Byrne recently bought and installed a custom-made, $ 150,000 surveillance system on Mount Hood. Each camera station connected to the system costs another $45,000.
He also has other expensive tools, including night vision goggles, video cameras and a biodart gun, which will take a tissue sample from an animal yet leave it unharmed.
Yet some competitors in the field still call Byrne a con man or a fraud.
John Green, one of Byrne's former colleagues, even went as far as to say The Bigfoot Research Project "has nothing to do with Bigfoot. The whole game is money and notoriety for Peter Byrne. The Sasquatch part is a joke."
Crowe of the Western Bigfoot Society says Green and other Byrne detractors just are jealous.
"Peter has an elaborate setup with plenty of funding, and they don't. It's that simple," Crowe said. "Peter has helped an awful lot of people get started looking for Bigfoot, and he goes out of his way to help them as they continue along."
Byrne says he doesn't concern himself with his critics. He knows what will silence them.
Then Byrne politely excuses himself. He has a lot of work to do, he explains.
His telephone is ringing.
TALL AND MEATY, BIGFOOT LUMBERS AROUND
General habits: Nomadic and nocturnal, with daytime activity only when disturbed.
Demeanor: Shy and non-aggressive, except when injured or threatened.
General characteristics: Face frequently described as apelike with a broad, flat nose and a lipless mouth. Head pointed with a sloping forehead covered by hair, including bangs. Arms longer than a human. Short neck and high shoulders.
Height: Mature adults range from 6 feet to 9 feet tall.
Weight: Estimates range from 300 to 600 pounds.
Coloration: Dark skin covered with hair that has been reported as black, beige, white and reddish brown.
Strength: Much stronger than humans.
Movement: Erect, or slightly stooped, with no evidence of the quadrupedal locomotion common with other large primates. Legs don't completely straighten as creature walks, which gives an impression that it's gliding.

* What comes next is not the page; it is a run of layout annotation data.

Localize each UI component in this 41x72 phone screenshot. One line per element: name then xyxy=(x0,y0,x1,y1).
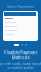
staticText: Online Payments xyxy=(7,5,34,9)
staticText: Flexible Payment xyxy=(4,50,37,55)
staticText: Pay with cards, bank transfer xyxy=(0,62,41,66)
staticText: Methods xyxy=(12,55,30,60)
staticText: or mobile wallet xyxy=(8,66,34,70)
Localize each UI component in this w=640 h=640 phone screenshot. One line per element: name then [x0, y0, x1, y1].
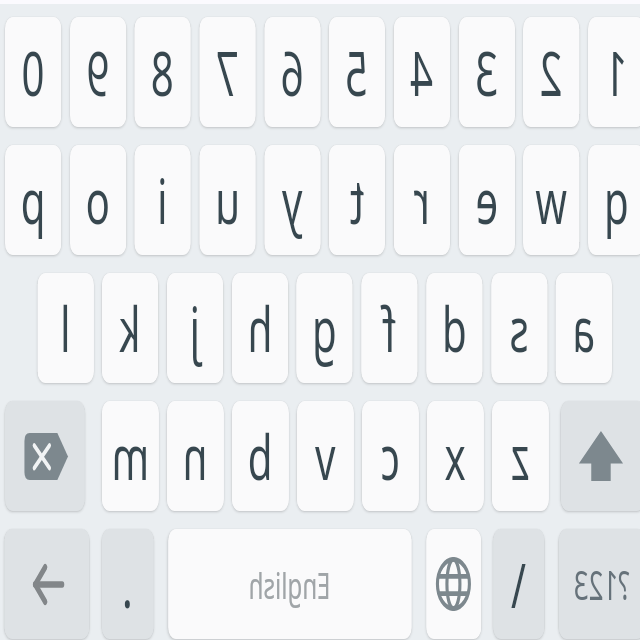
button[interactable]: j: [167, 273, 223, 383]
button[interactable]: k: [102, 273, 158, 383]
staticText: 9: [86, 30, 110, 114]
button[interactable]: b: [232, 401, 289, 511]
button[interactable]: 0: [5, 17, 61, 127]
staticText: x: [444, 414, 466, 498]
staticText: h: [247, 286, 273, 370]
button[interactable]: 2: [523, 17, 580, 127]
button[interactable]: z: [492, 401, 549, 511]
button[interactable]: l: [37, 273, 94, 383]
staticText: b: [247, 414, 273, 498]
staticText: 8: [150, 30, 174, 114]
staticText: 4: [410, 30, 433, 114]
button[interactable]: 7: [199, 17, 256, 127]
staticText: 0: [21, 30, 45, 114]
staticText: l: [60, 286, 71, 370]
staticText: 2: [539, 30, 563, 114]
button[interactable]: 8: [134, 17, 191, 127]
staticText: p: [20, 158, 46, 242]
staticText: r: [413, 158, 430, 242]
button[interactable]: d: [426, 273, 483, 383]
button[interactable]: Shift: [561, 401, 640, 511]
staticText: 5: [345, 30, 368, 114]
button[interactable]: g: [296, 273, 353, 383]
button[interactable]: Enter: [4, 529, 90, 639]
button[interactable]: p: [5, 145, 61, 255]
button[interactable]: t: [329, 145, 385, 255]
staticText: i: [157, 158, 167, 242]
button[interactable]: s: [491, 273, 548, 383]
staticText: s: [509, 286, 529, 370]
button[interactable]: 3: [459, 17, 515, 127]
button[interactable]: f: [361, 273, 418, 383]
button[interactable]: 6: [264, 17, 321, 127]
staticText: \: [511, 542, 526, 626]
button[interactable]: 9: [70, 17, 126, 127]
button[interactable]: o: [70, 145, 126, 255]
button[interactable]: y: [264, 145, 321, 255]
button[interactable]: r: [394, 145, 450, 255]
button[interactable]: Change language: [426, 529, 481, 639]
button[interactable]: q: [588, 145, 640, 255]
staticText: f: [382, 286, 396, 370]
button[interactable]: Period: [102, 529, 154, 639]
staticText: q: [604, 158, 629, 242]
button[interactable]: n: [167, 401, 224, 511]
button[interactable]: Backslash: [493, 529, 544, 639]
button[interactable]: i: [134, 145, 191, 255]
staticText: .: [122, 542, 133, 626]
button[interactable]: m: [102, 401, 159, 511]
staticText: 6: [280, 30, 304, 114]
button[interactable]: Symbols: [559, 529, 640, 639]
staticText: j: [190, 286, 200, 370]
button[interactable]: v: [297, 401, 354, 511]
staticText: y: [282, 158, 303, 242]
button[interactable]: a: [556, 273, 612, 383]
button[interactable]: w: [523, 145, 580, 255]
staticText: g: [312, 286, 337, 370]
staticText: z: [511, 414, 530, 498]
staticText: t: [349, 158, 364, 242]
button[interactable]: e: [459, 145, 515, 255]
staticText: English: [249, 559, 331, 609]
staticText: a: [572, 286, 595, 370]
button[interactable]: u: [199, 145, 256, 255]
button[interactable]: x: [427, 401, 484, 511]
staticText: v: [315, 414, 336, 498]
staticText: o: [86, 158, 110, 242]
staticText: c: [381, 414, 400, 498]
staticText: ?123: [574, 557, 630, 611]
staticText: 1: [604, 30, 628, 114]
staticText: e: [476, 158, 498, 242]
button[interactable]: c: [362, 401, 419, 511]
button[interactable]: 5: [329, 17, 385, 127]
button[interactable]: Delete: [5, 401, 85, 511]
staticText: 3: [475, 30, 498, 114]
staticText: n: [182, 414, 208, 498]
staticText: m: [112, 414, 149, 498]
staticText: u: [215, 158, 240, 242]
staticText: w: [535, 158, 567, 242]
button[interactable]: 1: [588, 17, 640, 127]
staticText: k: [119, 286, 141, 370]
staticText: d: [442, 286, 467, 370]
button[interactable]: 4: [394, 17, 450, 127]
button[interactable]: Space, English: [168, 529, 412, 639]
staticText: 7: [216, 30, 239, 114]
button[interactable]: h: [232, 273, 288, 383]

Eyesight: Superb, with some evidence supporting night vision.
Hearing: Exceptionally acute.
Smell: Highly developed.
Eating habits: Omnivorous.
Sounds: Reports have been made of strange whistles and shrieks.
Life span: Unknown.
Number of living creatures: Unknown.
Reports: Most common in Washington, Oregon, British Columbia, Northern California, Florida and areas around the Great Lakes.
Foot size: Ranges from 12 to 22 inches in length, most commonly 14 to 18 inches, and usually about 7 inches wide.
Government protection: Since 1969, it has been against the law to kill a Bigfoot inside Skamania County lines.
Generally accepted scientific evidence of the species: None.